Ginny tilted her textbook, shaking her head. “Don’t be daft. He just knows that spell better than the rest of you lot.”
Hermione scoffed. “Especially the wand movements. So kind of him to move you through that last part four times.”
Ginny had hoped that Hermione hadn’t noticed; she hadn’t wanted to notice any of it herself. The warmth in her cheeks, the little prickles standing up at the back of her neck. The way she’d flashed back to the Room of Requirement, him steadying her wand hand as she cast her first Patronus. A memory of everything as quick heartbeats and bright light.
She shook her head again, more firmly, blinking it all away. “He can’t have a crush on me. And you know why just as much as I do.”
“If this is about Ron….”
Exasperation rose in Ginny: Hermione was usually better, subtler, more understanding than this.
“Look, of course there’s that, but that’s not half of it. Harry is…you know who he is. You know what he’s done, you know what he’s doing. You know who he is, and who he needs to be.” Memories, again, tumbling and insistent. Harry beside her with a sword in his hand, Harry clutching Cedric’s body as the forms of Hogwarts’ champions flashed back to near the maze. Harry’s commanding voice as he stood in front of everyone to lead them in defense. She saw again the Prophet headline on the Burrow kitchen table. “What’s this Chosen One stuff?,” she’d asked: Ron had flushed and turned away. Ginny heard herself, in this moment, almost snapping at Hermione. “Harry’s got more important things to be getting on with, doesn’t he, than drawing little hearts around my name in his textbook.”
Hermione had paused with four steps still to climb. There was a smudge of ink on her cheek where she’d most likely stroked it absently with the wrong end of her quill; a hint of the pink gloss Ginny had shared with her remained on her pursed lips. It struck Ginny how very young they all were. She got in one last thought before saying goodnight.

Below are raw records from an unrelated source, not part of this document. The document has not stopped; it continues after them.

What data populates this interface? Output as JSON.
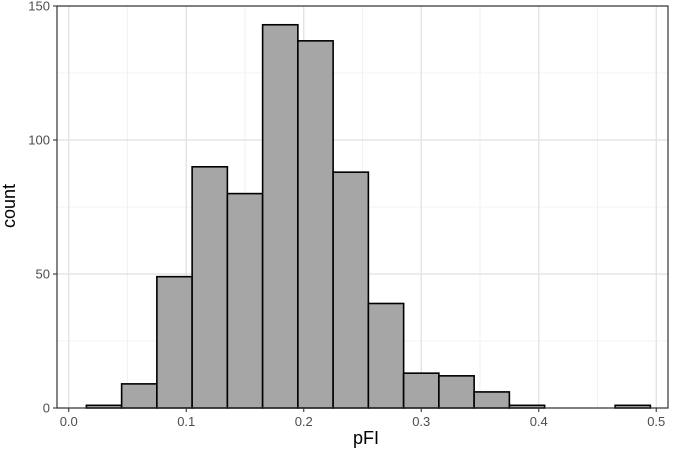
{
  "chart_data": {
    "type": "bar",
    "subtype": "histogram",
    "title": "",
    "xlabel": "pFI",
    "ylabel": "count",
    "xlim": [
      -0.01,
      0.51
    ],
    "ylim": [
      0,
      150
    ],
    "x_ticks": [
      0.0,
      0.1,
      0.2,
      0.3,
      0.4,
      0.5
    ],
    "x_tick_labels": [
      "0.0",
      "0.1",
      "0.2",
      "0.3",
      "0.4",
      "0.5"
    ],
    "y_ticks": [
      0,
      50,
      100,
      150
    ],
    "y_tick_labels": [
      "0",
      "50",
      "100",
      "150"
    ],
    "grid": true,
    "bar_fill": "#a6a6a6",
    "bar_stroke": "#000000",
    "bins": [
      {
        "x0": 0.015,
        "x1": 0.045,
        "count": 1
      },
      {
        "x0": 0.045,
        "x1": 0.075,
        "count": 9
      },
      {
        "x0": 0.075,
        "x1": 0.105,
        "count": 49
      },
      {
        "x0": 0.105,
        "x1": 0.135,
        "count": 90
      },
      {
        "x0": 0.135,
        "x1": 0.165,
        "count": 80
      },
      {
        "x0": 0.165,
        "x1": 0.195,
        "count": 143
      },
      {
        "x0": 0.195,
        "x1": 0.225,
        "count": 137
      },
      {
        "x0": 0.225,
        "x1": 0.255,
        "count": 88
      },
      {
        "x0": 0.255,
        "x1": 0.285,
        "count": 39
      },
      {
        "x0": 0.285,
        "x1": 0.315,
        "count": 13
      },
      {
        "x0": 0.315,
        "x1": 0.345,
        "count": 12
      },
      {
        "x0": 0.345,
        "x1": 0.375,
        "count": 6
      },
      {
        "x0": 0.375,
        "x1": 0.405,
        "count": 1
      },
      {
        "x0": 0.405,
        "x1": 0.435,
        "count": 0
      },
      {
        "x0": 0.435,
        "x1": 0.465,
        "count": 0
      },
      {
        "x0": 0.465,
        "x1": 0.495,
        "count": 1
      }
    ]
  }
}
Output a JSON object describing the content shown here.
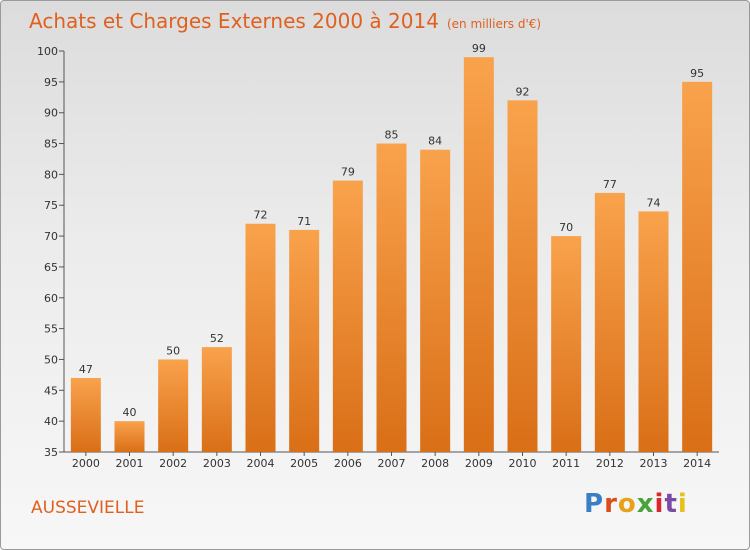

“It’s not fair, though, really. He should get a chance.”
Later, Ginny tossed in her bed, envying Demelza her calm snores across the room. Harry had always been more to her than she’d imagined any real boy could be. A crush, yes, but mostly a legend and a savior, a story told in awe to both others and herself. Even connecting with him as a person like she’d been doing left her still feeling star-struck half the time–Harry, just Harry in a dozen real details, seemed as impossibly brave and impossibly wonderful as anything she’d fantasized when he’d been the Boy Who Lived. Could there be room in that for anything like Hermione’s daft idea? He’d fancied Cho, of course…but could he truly fancy her?
Ginny’s own words came back to her. He should get a chance. Neville pinning a corsage on her dress for the Yule Ball, the way Michael stammered when he asked if he could kiss her. Even how Dean had distracted her from…everything…and how nice that had been before its doomed course was run. Harry ought to be given the absolute world: he deserved at least the small pleasures of a crush.
She smiled, then, cheek against the pillow, one hand in her hair. Tomorrow would bring its own challenges, for sure, and the future lay ahead like a cliff to be thrown off of. Tonight, though, it might be okay to dream a bit.